Ze lieten het lichaam al in de put zakken, haar oma huilde in haar al doorweekte zakdoek en haar opa hield haar hand vast. Marina stond bij haar oma en huilde ook zachtjes. De ogen van het meisje flikkerden naar haar vader, die om de een of andere reden apart naast Ira, de vriend van haar moeder, stond. Marina vond het eerst niet leuk. Hij hoorde tenslotte bij haar te zijn, het was haar moeders plicht, waarom was hij dan bij Ira…
De dag ervoor waren haar moeder en Marina naar de datsja van haar grootouders gegaan. Marina opende het autoraam en stak haar hand uit, een licht briesje speelde met de arm van het meisje. -Marina, het is gevaarlijk, doe het raam dicht. -Maar mam, het is leuk. Waarom ben ik niet zoals jij?
-Je bent net zo mooi. Doe niet zo gek, jij bent ook heel mooi. Ik was zelfs dik toen ik jouw leeftijd had. Na het diner met mijn grootouders kreeg mijn moeder een telefoontje. Het telefoontje maakte mijn moeder wit en nerveus. -Ik moet dringend terug naar de stad,‖ was het laatste wat Maryna van haar moeder hoorde. Na de wake heeft Maryna de hele nacht niet geslapen. Ze ging naar de keuken om water te drinken. En toen zag ze het volgende beeld: haar vader zat op een stoel en Ira, de vriend van haar moeder, zat op zijn schoot. Het meisje keek niet weg van haar boze blik.

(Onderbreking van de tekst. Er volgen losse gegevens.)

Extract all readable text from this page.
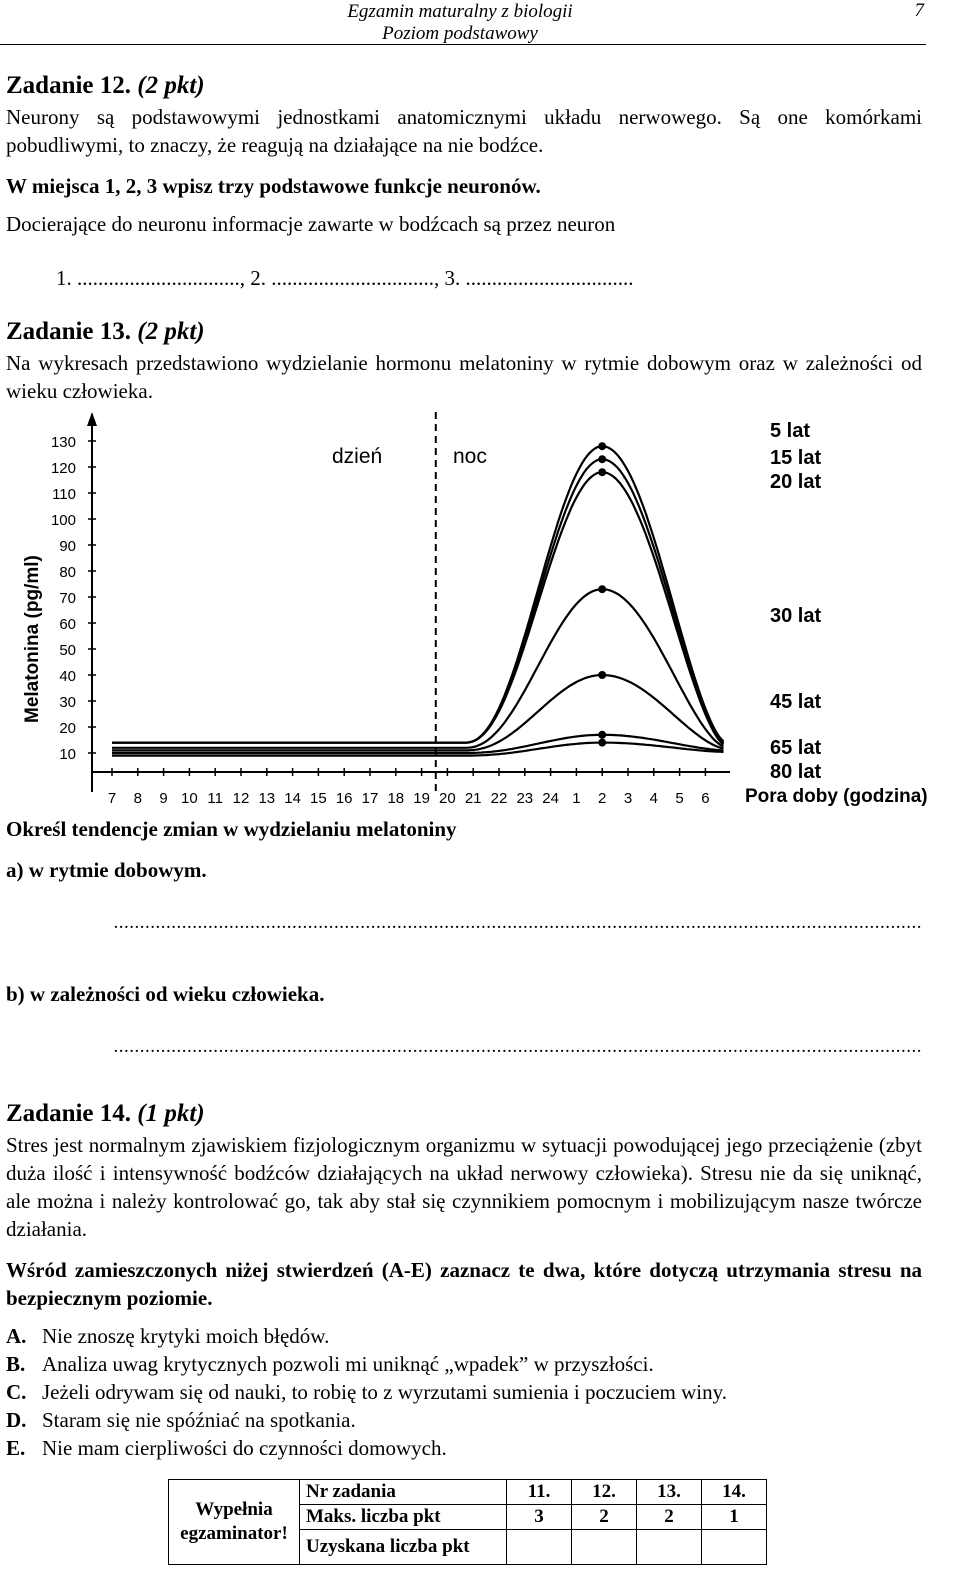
Egzamin maturalny z biologii
Poziom podstawowy
7
Zadanie 12. (2 pkt)
Neurony są podstawowymi jednostkami anatomicznymi układu nerwowego. Są one komórkami pobudliwymi, to znaczy, że reagują na działające na nie bodźce.
W miejsca 1, 2, 3 wpisz trzy podstawowe funkcje neuronów.
Docierające do neuronu informacje zawarte w bodźcach są przez neuron
1. ..............................., 2. ..............................., 3. ................................
Zadanie 13. (2 pkt)
Na wykresach przedstawiono wydzielanie hormonu melatoniny w rytmie dobowym oraz w zależności od wieku człowieka.
10
20
30
40
50
60
70
80
90
100
110
120
130
7 8 9 10 11 12 13 14 15 16 17 18 19 20 21 22 23 24 1 2 3 4 5 6
5 lat
15 lat
20 lat
30 lat
45 lat
65 lat
80 lat
dzień	noc
Melatonina (pg/ml)
Pora doby (godzina)
Określ tendencje zmian w wydzielaniu melatoniny
a) w rytmie dobowym.
..........................................................................................................................................................
b) w zależności od wieku człowieka.
..........................................................................................................................................................
Zadanie 14. (1 pkt)
Stres jest normalnym zjawiskiem fizjologicznym organizmu w sytuacji powodującej jego przeciążenie (zbyt duża ilość i intensywność bodźców działających na układ nerwowy człowieka). Stresu nie da się uniknąć, ale można i należy kontrolować go, tak aby stał się czynnikiem pomocnym i mobilizującym nasze twórcze działania.
Wśród zamieszczonych niżej stwierdzeń (A-E) zaznacz te dwa, które dotyczą utrzymania stresu na bezpiecznym poziomie.
A. Nie znoszę krytyki moich błędów.
B. Analiza uwag krytycznych pozwoli mi uniknąć „wpadek” w przyszłości.
C. Jeżeli odrywam się od nauki, to robię to z wyrzutami sumienia i poczuciem winy.
D. Staram się nie spóźniać na spotkania.
E. Nie mam cierpliwości do czynności domowych.
Wypełnia egzaminator!	Nr zadania	11.	12.	13.	14.
	Maks. liczba pkt	3	2	2	1
	Uzyskana liczba pkt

-Oh,” was alles wat Ira zei toen ze Marina zag. Ze trok meteen haar blouse recht, trok haar schoenen aan en rende het huis uit. -Marina, het spijt me!” begon haar vader. -“Hoe kon je, vlak na mama’s dood… Ik haat je. -Marina, het spijt me heel erg. Ik liet mam in de auto stappen en toen gebeurde het ongeluk. Ik begrijp het, maar het spijt me. -Als je echt zou begrijpen dat jij de reden was dat mam in de auto stapte, zou je hier niet zitten met Ira. Na dit gesprek ging Marina bij haar grootouders wonen. Ze vertelde hen niet de hele waarheid zodat de oude mensen zich niet slecht zouden voelen. Maar ze stopte met communiceren met haar vader, en dat lijkt voor altijd te zijn.